Speaking of my father, it's been a bittersweet time. Dad died while I was on my honeymoon almost 27 years ago. He never met my husband although he did talk to him over the phone when George called him from Greece to ask for permission to marry me. We had planned to redo our vows back home once we rotated back to the States so that our parents could attend the ceremony but that wasn't to be.

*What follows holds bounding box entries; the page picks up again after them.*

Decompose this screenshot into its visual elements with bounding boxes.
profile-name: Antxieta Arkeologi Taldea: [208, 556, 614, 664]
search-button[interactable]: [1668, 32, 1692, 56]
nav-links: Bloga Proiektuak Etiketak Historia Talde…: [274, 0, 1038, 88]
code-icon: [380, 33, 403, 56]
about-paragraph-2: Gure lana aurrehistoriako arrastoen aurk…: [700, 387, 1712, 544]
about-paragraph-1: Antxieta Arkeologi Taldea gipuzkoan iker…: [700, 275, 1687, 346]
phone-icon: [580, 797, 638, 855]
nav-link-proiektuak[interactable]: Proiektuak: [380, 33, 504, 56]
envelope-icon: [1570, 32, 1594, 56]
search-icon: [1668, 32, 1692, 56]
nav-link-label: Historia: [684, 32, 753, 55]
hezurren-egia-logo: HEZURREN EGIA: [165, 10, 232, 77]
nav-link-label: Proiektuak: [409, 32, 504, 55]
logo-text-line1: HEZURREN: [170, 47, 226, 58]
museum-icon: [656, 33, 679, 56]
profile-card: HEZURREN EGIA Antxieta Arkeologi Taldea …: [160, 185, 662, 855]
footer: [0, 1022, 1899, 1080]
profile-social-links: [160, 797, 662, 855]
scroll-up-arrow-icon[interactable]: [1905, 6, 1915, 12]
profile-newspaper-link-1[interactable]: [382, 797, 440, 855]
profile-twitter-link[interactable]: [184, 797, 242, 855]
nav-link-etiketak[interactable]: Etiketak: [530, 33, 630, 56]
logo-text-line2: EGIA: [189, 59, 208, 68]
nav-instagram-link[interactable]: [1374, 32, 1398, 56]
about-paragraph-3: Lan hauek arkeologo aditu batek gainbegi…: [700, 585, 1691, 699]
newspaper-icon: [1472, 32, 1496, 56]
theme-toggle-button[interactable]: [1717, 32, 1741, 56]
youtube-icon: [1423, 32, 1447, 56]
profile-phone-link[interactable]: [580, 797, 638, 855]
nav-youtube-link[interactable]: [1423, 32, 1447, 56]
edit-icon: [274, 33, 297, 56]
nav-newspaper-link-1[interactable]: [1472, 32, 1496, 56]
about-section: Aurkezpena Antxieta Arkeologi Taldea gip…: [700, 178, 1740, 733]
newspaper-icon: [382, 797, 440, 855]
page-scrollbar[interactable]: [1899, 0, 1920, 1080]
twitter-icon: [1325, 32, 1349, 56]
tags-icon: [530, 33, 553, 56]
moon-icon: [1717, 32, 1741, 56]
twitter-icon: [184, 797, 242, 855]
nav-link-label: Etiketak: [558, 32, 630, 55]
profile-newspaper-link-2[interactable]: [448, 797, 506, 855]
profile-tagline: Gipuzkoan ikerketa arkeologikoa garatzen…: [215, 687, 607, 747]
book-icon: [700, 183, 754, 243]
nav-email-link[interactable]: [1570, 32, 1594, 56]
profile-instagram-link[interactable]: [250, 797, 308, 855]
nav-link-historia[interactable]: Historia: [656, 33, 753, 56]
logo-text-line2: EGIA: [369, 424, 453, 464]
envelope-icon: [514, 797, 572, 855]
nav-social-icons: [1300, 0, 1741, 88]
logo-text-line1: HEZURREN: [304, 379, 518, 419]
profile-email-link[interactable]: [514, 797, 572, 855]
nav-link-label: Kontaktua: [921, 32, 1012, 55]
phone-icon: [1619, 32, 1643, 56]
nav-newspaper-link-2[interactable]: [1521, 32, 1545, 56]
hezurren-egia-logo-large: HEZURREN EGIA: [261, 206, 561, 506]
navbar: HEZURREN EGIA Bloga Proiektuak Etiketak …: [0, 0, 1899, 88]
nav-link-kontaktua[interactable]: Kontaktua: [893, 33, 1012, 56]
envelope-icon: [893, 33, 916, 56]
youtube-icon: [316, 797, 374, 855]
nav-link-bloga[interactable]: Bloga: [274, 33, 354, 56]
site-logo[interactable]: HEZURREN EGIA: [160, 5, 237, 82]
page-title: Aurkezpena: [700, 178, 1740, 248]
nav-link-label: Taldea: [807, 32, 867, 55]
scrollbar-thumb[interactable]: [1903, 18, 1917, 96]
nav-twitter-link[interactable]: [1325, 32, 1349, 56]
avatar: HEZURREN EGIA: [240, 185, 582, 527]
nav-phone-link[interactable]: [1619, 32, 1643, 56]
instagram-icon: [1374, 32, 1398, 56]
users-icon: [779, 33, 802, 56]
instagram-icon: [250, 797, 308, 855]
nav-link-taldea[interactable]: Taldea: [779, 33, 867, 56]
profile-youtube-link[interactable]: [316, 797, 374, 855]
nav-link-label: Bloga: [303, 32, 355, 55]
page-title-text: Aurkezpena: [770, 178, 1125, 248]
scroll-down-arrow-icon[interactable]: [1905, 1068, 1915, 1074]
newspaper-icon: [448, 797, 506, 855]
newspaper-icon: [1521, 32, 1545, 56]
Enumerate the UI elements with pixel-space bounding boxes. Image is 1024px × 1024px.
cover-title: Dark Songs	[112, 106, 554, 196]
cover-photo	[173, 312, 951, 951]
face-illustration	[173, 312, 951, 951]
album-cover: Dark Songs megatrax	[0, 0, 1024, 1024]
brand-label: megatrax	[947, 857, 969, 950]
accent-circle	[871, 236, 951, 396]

Putting these old pictures into a scrapbook and writing down all the old stories has been very emotional for me. I've been reliving all these memories. Take this picture, for instance. My brother and I are posing next to Lake Superior while we were enroute to the farm in Minnesota. Notice the bloody bandages on both of my knees. With my usual grace, I had decided to run down a hill at a rest stop to get to the car and had lost my footing, skidding down the remainder of the hill and across half of the parking lot. Ouch! I still bear the scars on both knees. When I look at that picture and when I read the journaling about it, I can remember that day so clearly.

I think people still throw pictures in albums but not many write down the stories these days. We need to do that, even if it is writing it up on the computer and then printing it off and sticking it in your album. Every culture has had its storytellers. In early cultures, that's how they passed on the group memories and traditions. In our extended families, someone has to be the group storyteller because the older generations are passing on and as they do, many of those wonderful stories are being lost forever.

So I've spent some enjoyable time with my dad this summer, I've caught glimpses of my mom in college, and I've relived the triumphs of my college theatrical career, all through the combination of scrapbooking and memories. Not a bad way to spend the summer, if I do say so. But I must admit, after 303 pages completed.....I'm taking a break for a few weeks to do some knitting, crocheting, and looming.